While you’re trapped in this development limbo, you are approached by a mysterious presence: an NPC from a previous iteration of The Magic Circle that gained sentience and is tired of laying around. This AI (the “Old Pro”) gives you the ability to ‘re-program’ parts of the game, mixing and matching the characteristics of  creatures and objects in the game. Your goal: take down one of the “Sky Bastards” (the in-game avatars for the developers), take control of the game … and that’s it. That’s the goal. How you accomplish that goal is up to you the player, but you have free reign to explore the game world until you come up some means of doing this. There’s plenty to discover in the game: audio logs of the developers talking, different creatures, old artifacts from previous versions of the game, and even a whole secret storyline to reward super nosy players.

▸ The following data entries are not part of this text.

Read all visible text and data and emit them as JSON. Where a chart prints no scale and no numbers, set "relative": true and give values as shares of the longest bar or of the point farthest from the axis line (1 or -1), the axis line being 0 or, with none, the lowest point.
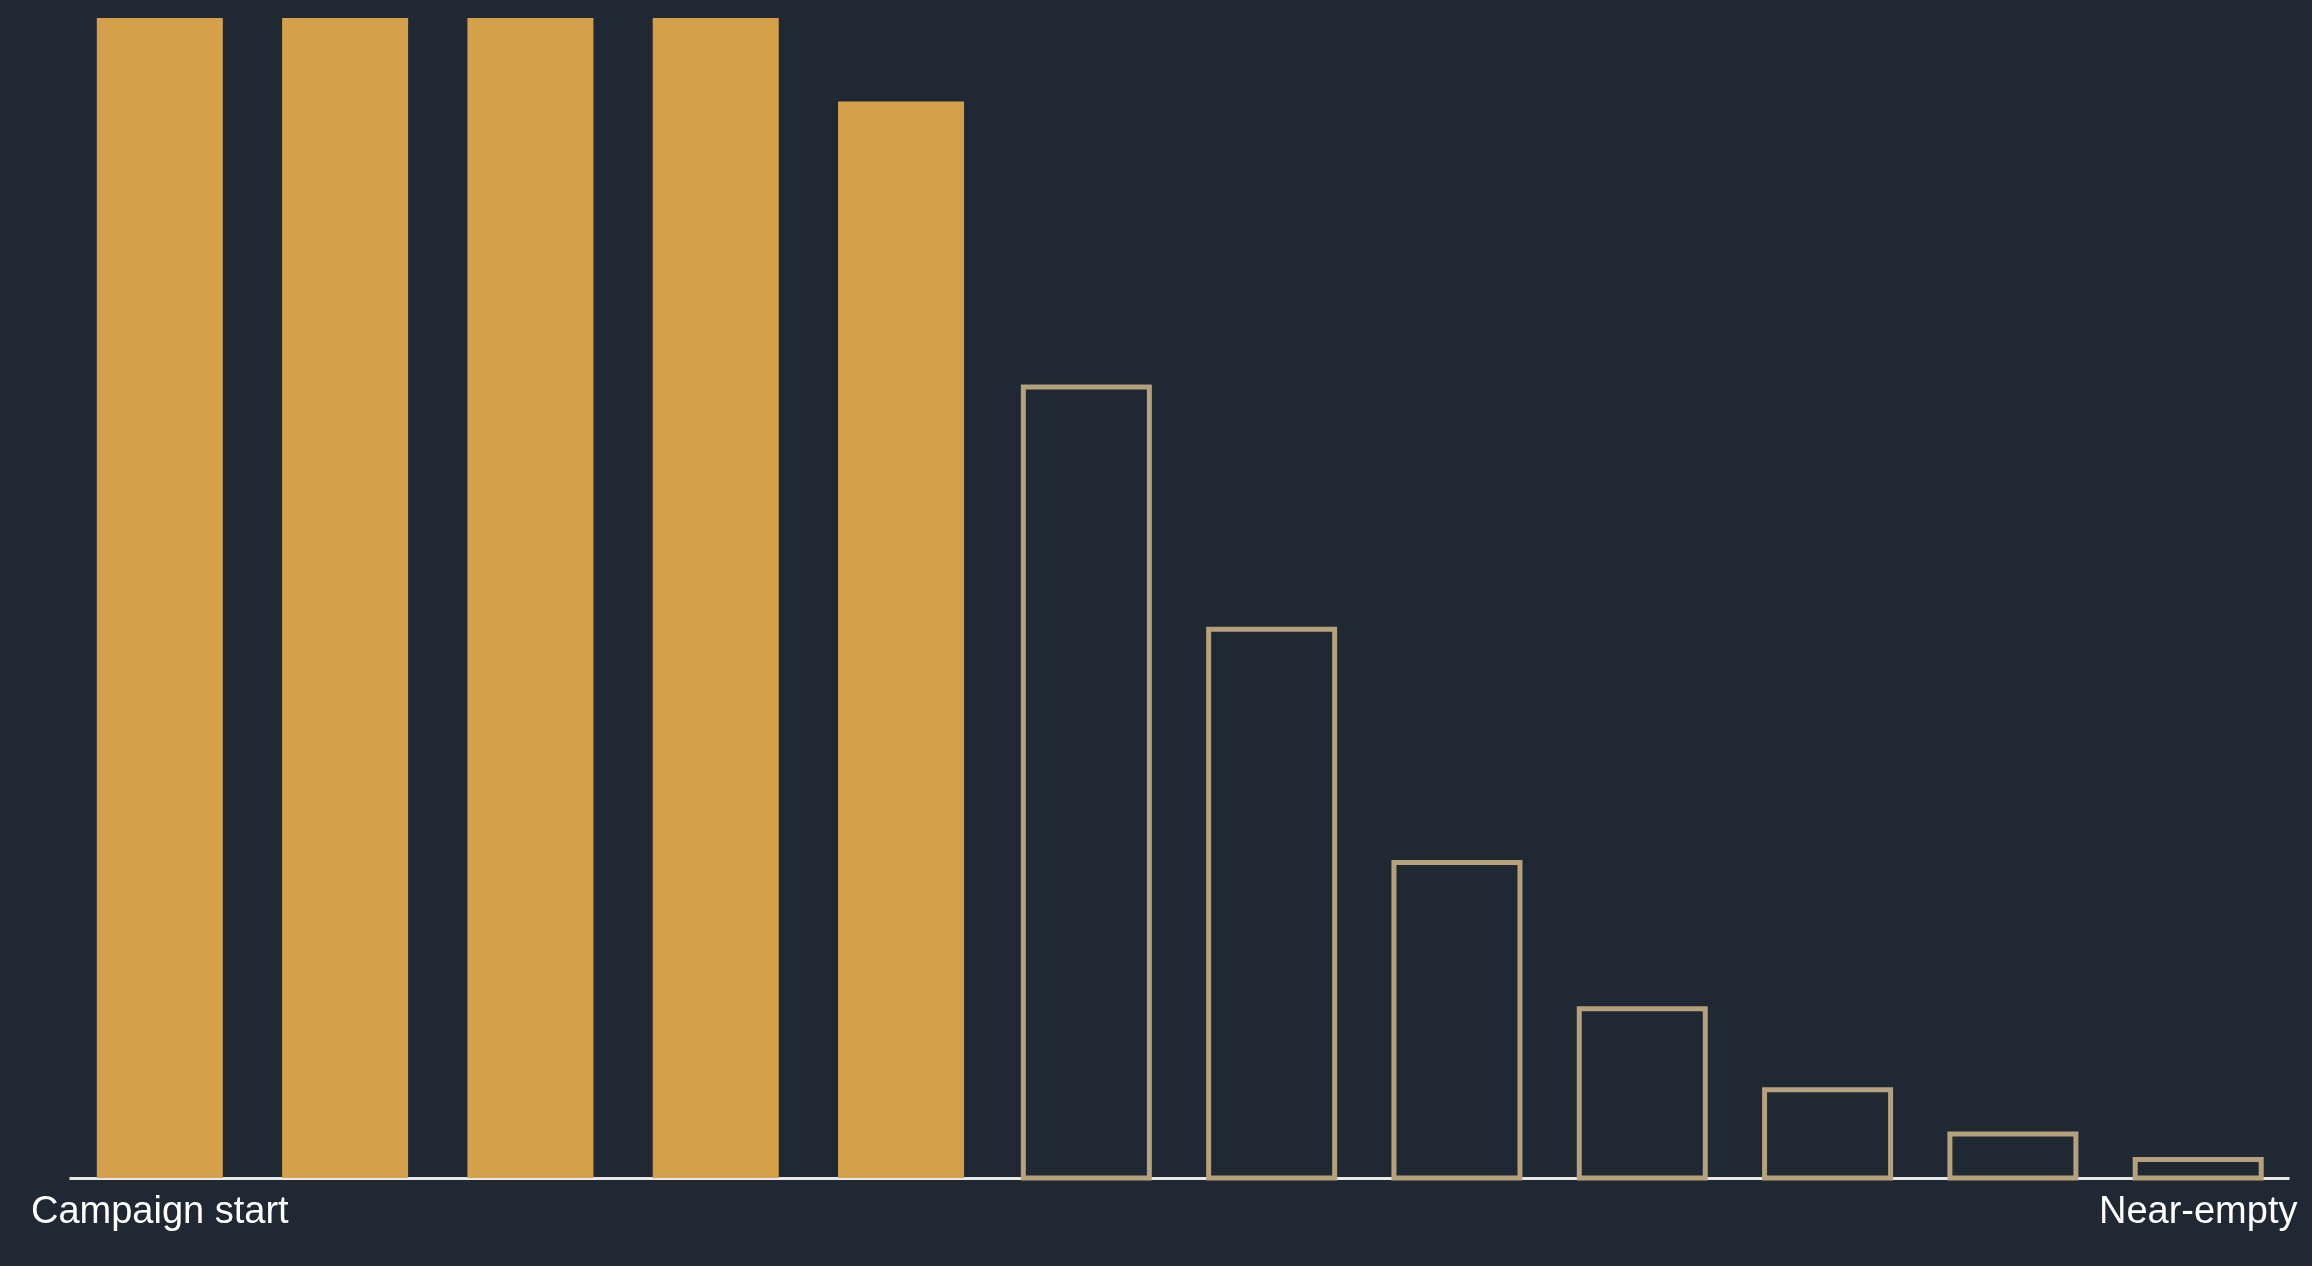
{
  "chart_data": {
    "type": "bar",
    "relative": true,
    "categories": [
      "Campaign start",
      null,
      null,
      null,
      null,
      null,
      null,
      null,
      null,
      null,
      null,
      "Near-empty"
    ],
    "series": [
      {
        "color": "#d4a04a",
        "values": [
          1,
          1,
          1,
          1,
          0.928,
          null,
          null,
          null,
          null,
          null,
          null,
          null
        ]
      },
      {
        "color": "#b5a27c",
        "values": [
          null,
          null,
          null,
          null,
          null,
          0.682,
          0.473,
          0.272,
          0.146,
          0.076,
          0.038,
          0.016
        ]
      }
    ],
    "grid": false
  }
}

There have been plenty of games that play with the nature of control, I’ve already talked about some of them on here, but what makes The Magic Circle so interesting is that you make the game play for you. The only ability you, the player, has in the game (aside from movement & jumping) is the ability to re-write parts of the game. You can zap a terrible beast, and take its legs, and put those legs onto a rock. You can take a mushroom, and rewrite it to be your ally. This mostly comes into play to solve puzzles, and do some combat, but this is a mechanic that gives you, simultaneously, very limited and almost unlimited control. On the one hand, you have very little direct control, you can’t even fight on your own. On the other hand, you have plenty of influence over things around you. The Magic Circle is a game that blends elements of game play with game design and development (this is especially clear at the end, which is one thing I wont spoil because it’s too good for that), and it does it in a way that works. Of course, The Magic Circle is a satire of game development, not a documentary or a how-to. Several members of development team at Question had previously worked on triple-A games like Bioshock and Dishonored. The experience is obvious. And the frustration is obvious too. Whether that frustration is more directed at the developers or the players is a little more uncertain.

On the one hand, the developers Ish, and Maze are both too pretentious and headstrong to really consider what the players want. On the other hand, Coda and the fans let their desires for a new game eclipse their lack of skill or consideration. And while Ish’s final speech has self-loathing in spades, I can’t help but feel, as a player, like he’s got some good points.

Consumers consume lazy games: give us the same violence, the same hero’s journeys, the same mechanics, and we’ll buy it. Even if we complain we’ll buy it. Just so long there are enough gimmicks or some top-of-the-line graphics we’ll just get it anyway. And designers make lazy games. Not only that, producers demand lazy games. Games that are grinding to design, and grinding to play. We’re turning games into chores.

Where did this cycle begin? With players or with designers? I’m not sure that Magic Circle can answer that, but it is righteously angry.

The Magic Circle has its flaws. It’s definitely too short – there’s only really one level with one mechanic, which is a little disappointing. And for all the incentives to explore it can be kind of boring to scour the map for documents when there’s no mechanical reward. But at least it is willing to really be angry, and to be funny, and to ask questions, and (most rare of all) to offer a solution.

Make a game.

We, as players, need to start making games. Games that mean something to us. It isn’t easy. Like any task worth doing it takes time to learn, and it takes time to develop, but it is worth doing. And it is necessary if we want things to be better, both in and out of the industry.

Because, to use the words of the old pro, “there’s a zillion to one chance that maybe now fun ain’t enough.”